I would like, though, to have the type declare the kind of container it wants. In a previous thread, I suggested that `encode(to:)` should take a container directly, and we should construct it for them:

	func encode(to container: KeyedEncodingContainer<CodingKeys>) throws {
		try container.encode(name, forKey: .name)
		try container.encode(birthDate, forKey: .birthDate)

The authors pointed out that this would require you to make the `CodingKeys` type public and would mean that subclasses couldn't switch container types. These really are important problems with any idea of that sort.

>> I argued about this pretty vigorously. They want to avoid the overhead of building an encoder and single-value container and then making several generic calls to encode the value into the container.
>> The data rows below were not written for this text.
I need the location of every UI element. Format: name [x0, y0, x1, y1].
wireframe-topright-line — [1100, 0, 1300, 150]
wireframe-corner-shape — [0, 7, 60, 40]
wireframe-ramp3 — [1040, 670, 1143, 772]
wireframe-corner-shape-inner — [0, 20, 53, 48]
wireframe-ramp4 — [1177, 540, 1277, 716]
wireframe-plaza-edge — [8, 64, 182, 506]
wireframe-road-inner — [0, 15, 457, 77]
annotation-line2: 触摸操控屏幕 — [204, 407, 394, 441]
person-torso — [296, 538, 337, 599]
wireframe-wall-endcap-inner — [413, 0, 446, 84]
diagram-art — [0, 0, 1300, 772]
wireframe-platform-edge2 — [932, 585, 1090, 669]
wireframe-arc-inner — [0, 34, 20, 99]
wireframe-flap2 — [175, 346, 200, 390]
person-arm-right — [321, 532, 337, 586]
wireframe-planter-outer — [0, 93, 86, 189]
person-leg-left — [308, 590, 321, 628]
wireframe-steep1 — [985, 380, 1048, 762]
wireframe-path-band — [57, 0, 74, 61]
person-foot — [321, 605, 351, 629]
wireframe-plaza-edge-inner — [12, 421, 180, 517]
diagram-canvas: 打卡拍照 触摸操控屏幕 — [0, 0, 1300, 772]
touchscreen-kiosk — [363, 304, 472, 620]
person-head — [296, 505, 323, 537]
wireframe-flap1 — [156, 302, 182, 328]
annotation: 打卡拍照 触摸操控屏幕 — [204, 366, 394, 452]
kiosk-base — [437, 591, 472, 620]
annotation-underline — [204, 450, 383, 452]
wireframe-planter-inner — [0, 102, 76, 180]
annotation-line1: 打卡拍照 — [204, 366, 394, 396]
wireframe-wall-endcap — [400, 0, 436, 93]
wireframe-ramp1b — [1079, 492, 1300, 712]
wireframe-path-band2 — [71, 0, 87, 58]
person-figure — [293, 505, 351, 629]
Personally, I think this is premature optimization of the highest order—particularly since building an encoder and single-value container are often no-ops—but this is the design they chose, and I don't think it's worth rejecting for that alone.
> Has someone done performance tests to validate that this is an issue? If nothing else this seems like an implementation detail a conforming type could opt to provide but it shouldn't be required in every implementation.
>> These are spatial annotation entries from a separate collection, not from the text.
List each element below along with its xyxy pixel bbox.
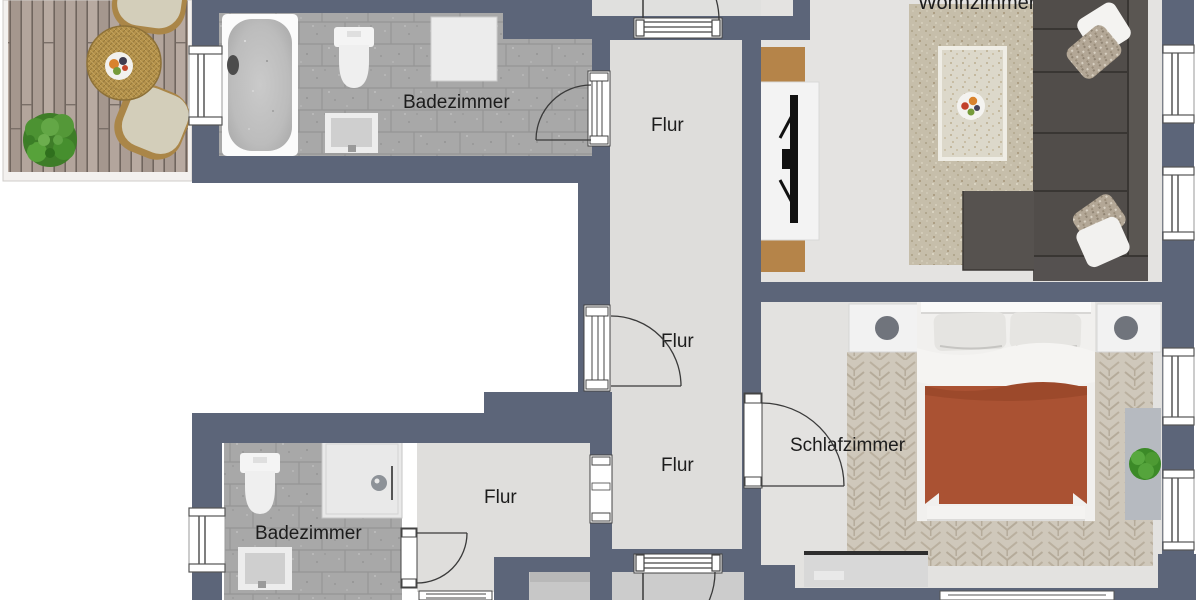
svg-text:Flur: Flur bbox=[484, 487, 517, 508]
svg-text:Wohnzimmer: Wohnzimmer bbox=[918, 0, 1036, 14]
svg-text:Flur: Flur bbox=[651, 115, 684, 136]
svg-text:Flur: Flur bbox=[661, 331, 694, 352]
svg-text:Badezimmer: Badezimmer bbox=[403, 92, 510, 113]
svg-text:Badezimmer: Badezimmer bbox=[255, 523, 362, 544]
svg-text:Schlafzimmer: Schlafzimmer bbox=[790, 435, 906, 456]
svg-text:Flur: Flur bbox=[661, 455, 694, 476]
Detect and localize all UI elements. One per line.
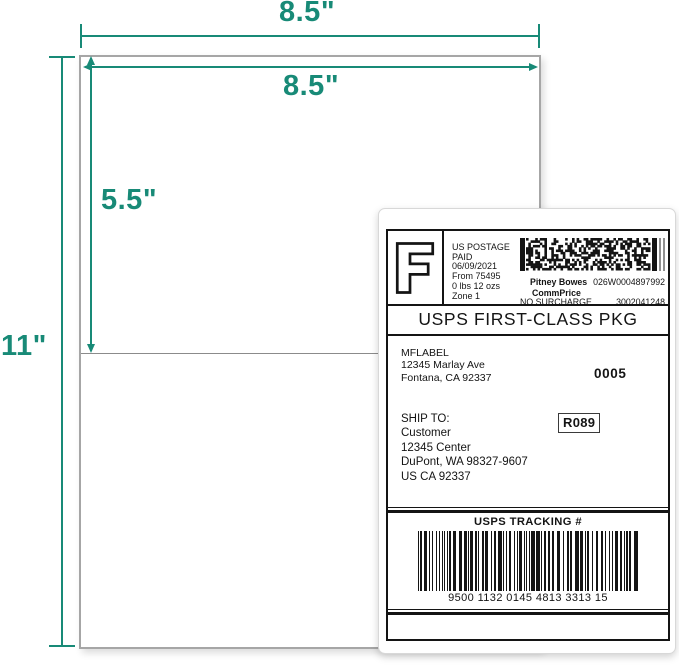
ship-to-heading: SHIP TO: [401, 412, 528, 426]
label-height-dimension-arrow [90, 58, 92, 351]
tracking-barcode-icon [418, 531, 638, 591]
carrier-name: Pitney Bowes [530, 278, 587, 288]
recipient-country: US CA 92337 [401, 470, 528, 484]
batch-number: 0005 [594, 366, 626, 381]
sender-name: MFLABEL [401, 347, 492, 359]
recipient-city: DuPont, WA 98327-9607 [401, 455, 528, 469]
barcode-matrix-icon [526, 238, 651, 271]
meter-row: Pitney Bowes 026W0004897992 [520, 278, 668, 288]
sender-address-block: MFLABEL 12345 Marlay Ave Fontana, CA 923… [401, 347, 492, 384]
barcode-end-bar [520, 238, 525, 271]
sheet-width-dimension-line [80, 35, 540, 37]
sheet-width-dimension-label: 8.5" [279, 0, 335, 29]
ship-to-address-block: SHIP TO: Customer 12345 Center DuPont, W… [401, 412, 528, 484]
barcode-end-bar [652, 238, 657, 271]
route-code-box: R089 [558, 413, 600, 433]
recipient-street: 12345 Center [401, 441, 528, 455]
shipping-label-card: US POSTAGE PAID 06/09/2021 From 75495 0 … [378, 208, 676, 654]
label-footer-empty-box [388, 615, 668, 639]
sender-street: 12345 Marlay Ave [401, 359, 492, 371]
tracking-heading: USPS TRACKING # [388, 513, 668, 528]
sheet-height-dimension-line [61, 56, 63, 647]
barcode-gray-bar [663, 238, 665, 271]
meter-2d-barcode [520, 238, 665, 271]
label-width-dimension-label: 8.5" [283, 69, 339, 103]
meter-block: Pitney Bowes 026W0004897992 CommPrice NO… [520, 231, 668, 304]
label-height-dimension-label: 5.5" [101, 183, 157, 217]
recipient-name: Customer [401, 426, 528, 440]
shipping-label-border-box: US POSTAGE PAID 06/09/2021 From 75495 0 … [386, 229, 670, 641]
tracking-number: 9500 1132 0145 4813 3313 15 [388, 592, 668, 604]
postage-header-section: US POSTAGE PAID 06/09/2021 From 75495 0 … [388, 231, 668, 306]
tracking-section: USPS TRACKING # 9500 1132 0145 4813 3313… [388, 513, 668, 609]
postage-line: Zone 1 [452, 292, 520, 302]
sheet-height-dimension-label: 11" [1, 329, 47, 363]
sender-city: Fontana, CA 92337 [401, 372, 492, 384]
postage-indicia-f-icon [388, 231, 444, 304]
service-class-banner: USPS FIRST-CLASS PKG [388, 306, 668, 336]
address-section: MFLABEL 12345 Marlay Ave Fontana, CA 923… [388, 336, 668, 507]
label-width-dimension-arrow [85, 66, 536, 68]
meter-number: 026W0004897992 [593, 278, 665, 288]
barcode-gray-bar [659, 238, 661, 271]
postage-info-block: US POSTAGE PAID 06/09/2021 From 75495 0 … [444, 231, 520, 304]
I don't know what testing they've done, but this is not something that individual coders could add after the fact. `encode(to:)` and `init(from:)` are passed only protocol existentials containing the coder, so they don't have access to any member that isn't in the protocol. The same for containers. Accessing any special, coder-specific methods would perhaps not be impossible, but it'd be prohibitively difficult. So if any coders want to have this fast path, it needs to be part of the protocol ahead of time; it can't be bolted on by only the conforming types that want it.

>> I think they've done a reasonable job of putting unkeyed coding in a sharps drawer by making you specifically ask for it and giving it an ugly name. 
> Can you clarify what you mean? I see keyed and unkeyed spread across various protocols and types in the proposal. It's front and center. 

What I mean is that, when you get an encoder, you have three choices: `container(keyedBy:)`, `unkeyedContainer()`, and `singleValueContainer()`. If you looked into single-value, you'd quickly discover that it only supports a few low-level types (actually, I think it might be better to call it `singlePrimitiveValueContainer()`. So that leaves you with keyed and unkeyed. `unkeyedContainer()` has an ugly, awkward name (this is actually intentional), and just about every piece of documentation or tutorial is going to tell you not to use it. Meanwhile, `container(keyedBy:)` is nice and we generate all sorts of code and stuff to make it easy to use. Once you're into a keyed container, there's no way to accidentally use any unkeyed methods.

And all of this is only an issue if you write the conformance by hand in the first place. Usually, you won't.